(ANKARA) - Türk Tabipler Birliği (TTB) ve tabip odaları tarafından düzenlenen 'Büyük Hekim Buluşması'nda konuşan TTB Merkez Konseyi Başkanı Alpay Azap, ''Bu ülkede başka bir sağlık sistemi mümkün. Yeterince kaynak var, birikim ve emek var. Eksik olan tek şey siyasi iradedir. O siyasi iradeye sahip siyasetçiler yok belki ama Türk Tabipleri Birliği var'' dedi.
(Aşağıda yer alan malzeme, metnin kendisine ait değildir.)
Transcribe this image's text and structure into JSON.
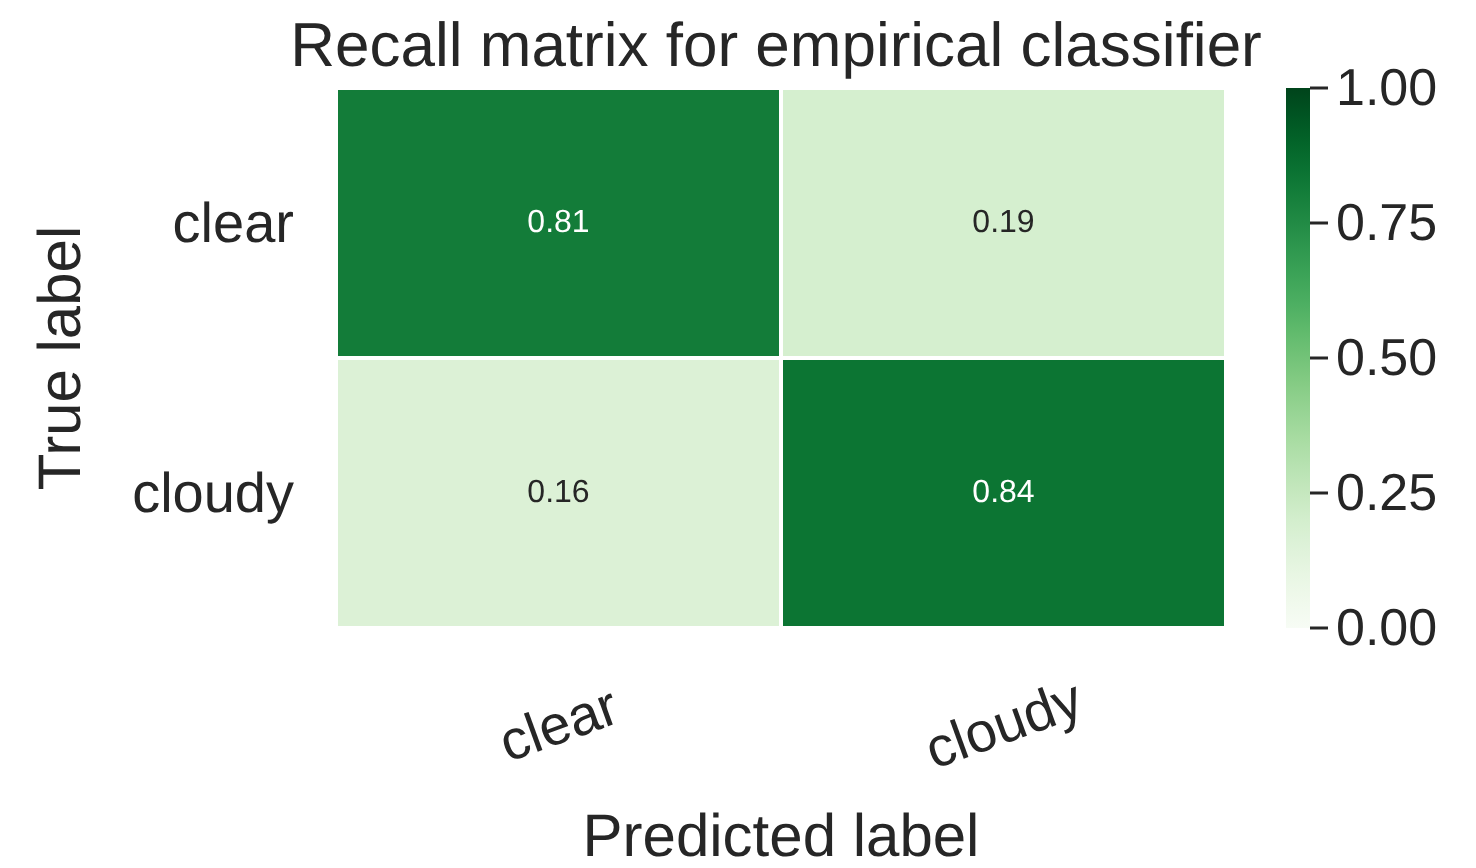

Türk Tabipler Birliği (TTB) ve tabip odalarının 25 Şubat’ta İstanbul’dan başlattığı 'Beyaz Yürüyüş'e katılan hekimler, bugün 'Büyük Hekim Buluşması' için Ankara’da bir araya geldi. Sağlık çalışanlarının taleplerini ve sağlık sistemindeki sorunları gündeme getirmek amacıyla düzenlenen etkinlik 'Başka Bir Sağlık Sistemi Mümkün' sloganıyla gerçekleştirildi. Makina Mühendisleri Odası Eğitim ve Kültür Merkezi’nde düzenlenen forumda, hekimler sağlık sistemindeki sorunları tartışarak çözüm önerilerini dile getirdi.
Forumun açılış konuşmasını yapan Türk Tabipleri Birliği Merkez Konseyi Başkanı Alpay Azap, şunları söyledi:
''İstanbul’dan 25’inde başladık. Yol üzerindeki illerde hekimlerle, sağlık emekçileriyle, halkla, grev yapan işçilerle buluştuk. Her geçtiğimiz ilde umut daha da büyüdü. Bugün bu umudu daha da büyüteceğimizi düşünüyoruz. Biz bütün zorluklara ve karanlığa inat, bilimin, karanlığın, birlikte üretmenin ışığını büyütmek için buradayız. Başka bir sağlık sistemi mümkün.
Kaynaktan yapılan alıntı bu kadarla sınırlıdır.